Part 22: by Bremen
After consulting diagrams and schematics left by my predecessors, I think I've found a way to seal off the fortress. Pull the damn lever! Pulling the lever has entirely forseeable consequences. Oh well, they were going to die anyways.With the survivors all holed up inside the fortress, I begin organizing things to best effect. Without wood I can't produce more ballista bolts, but the lava forges and smelters are able to produce a trickle of bronze bolts. I order as many dwarves as I can spare to arm themselves with crossbows and hope they can find some without going outside. Most of these dwarves think this would be a perfect time to eat, drink, and sleep. Meanwhile, the elephants, bored without a steady stream of dwarves to kill, are slowly torturing a war dog that was stuck outside.
After a few months of being pricked by whatever crossbow bolts I can forge, the two remaining elephants keel over and die of blood loss. Victory! I order the drawbridge lowered and dwarves stream out for their first breaths of fresh air in months.
I immediately order a door placed on the entrance to stave off the elephant hordes. However, within a month I become aware of another herd approaching! A single untrained marksdwarf stands ready to defend the crossing, but I doubt he'll be enough. I wonder why no dwarf has put up the doors yet, or even cleared the equipment and refuse from the area. A quick inspection finds the problem: The huge number of tame animals, combined with the narrow corridors, is causing a truely horrible traffic jam. I order the corridors widened and as many animals as possible put into cages.
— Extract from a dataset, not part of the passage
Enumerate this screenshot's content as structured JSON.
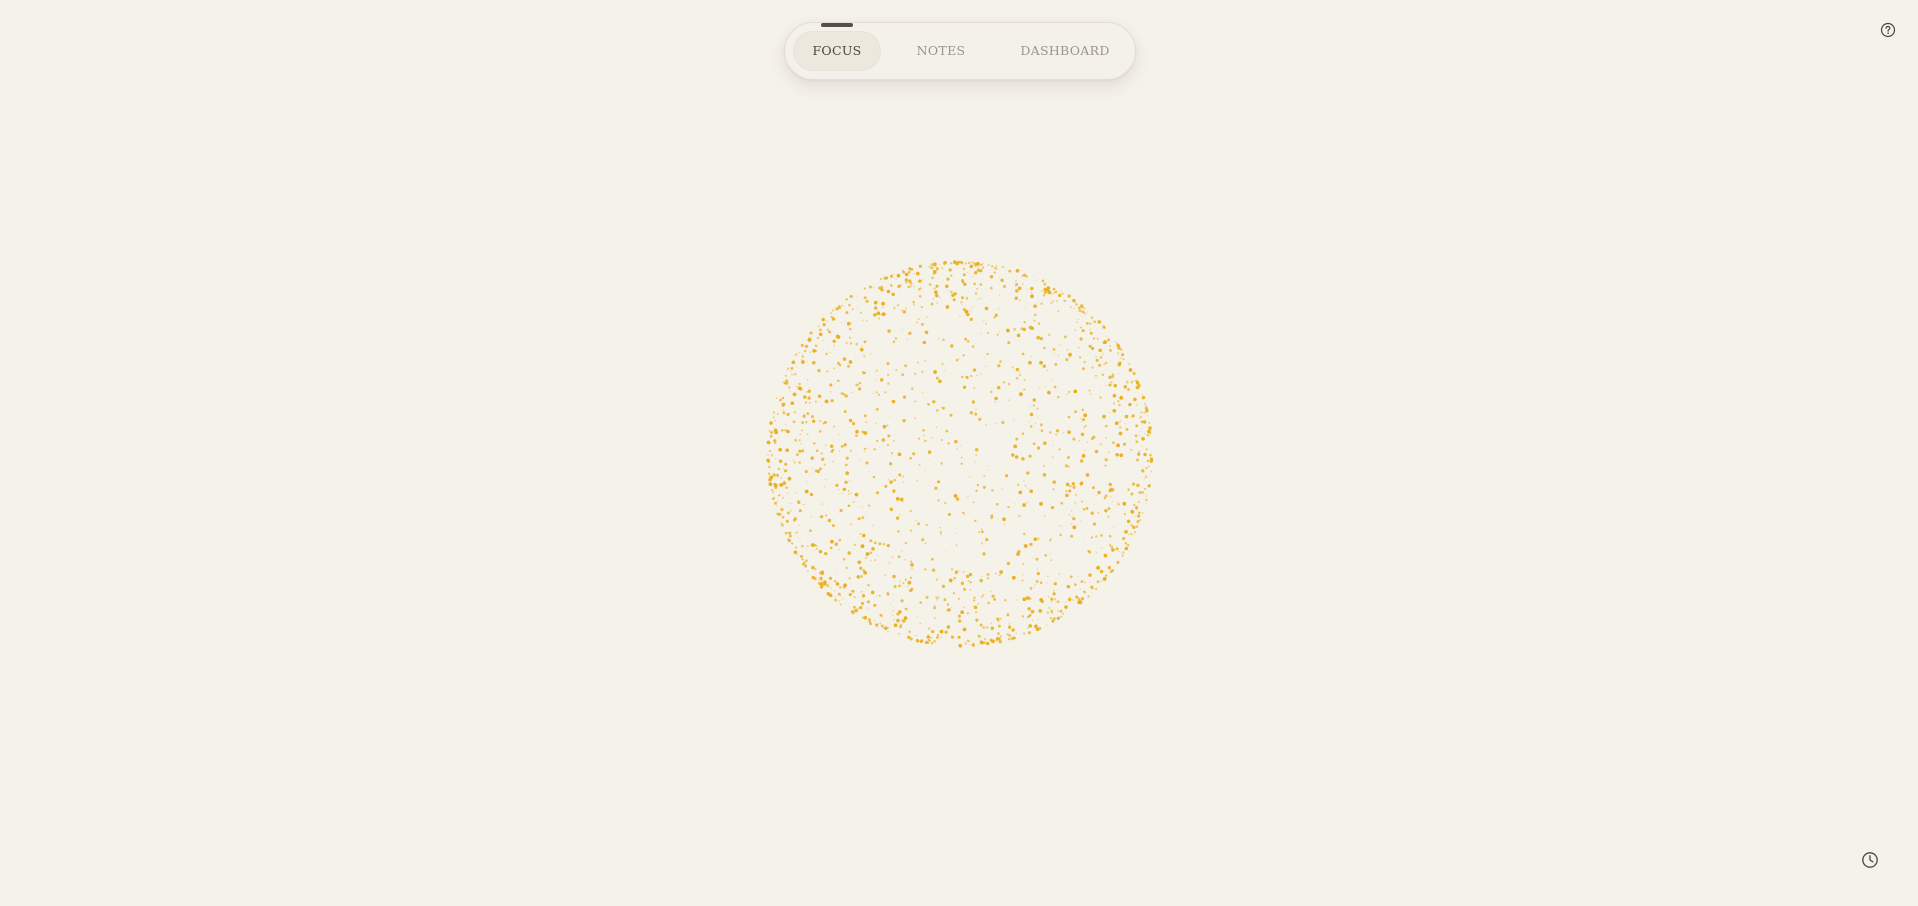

Luckily, the elephant herd turns south and skips the fortress entirely. With the corridors beginning to be passable again, a dwarf manages to construct the door, blocking off the elephants forever. In the final days of summer, a mason creates a controversial work of art to express his feelings of frustration and guilt. I have him imprisoned for defeatism.
StarkRavingMad posted:
"Here, I've made an amulet of all the history I know. Look, it's an elephant slaughtering dwarves by the hundreds. You can really see the bones and gristle! If you check the back, there's a lovely rendering of a butterfly jamming the fortress doors open. Also, more elephants killing dwarves."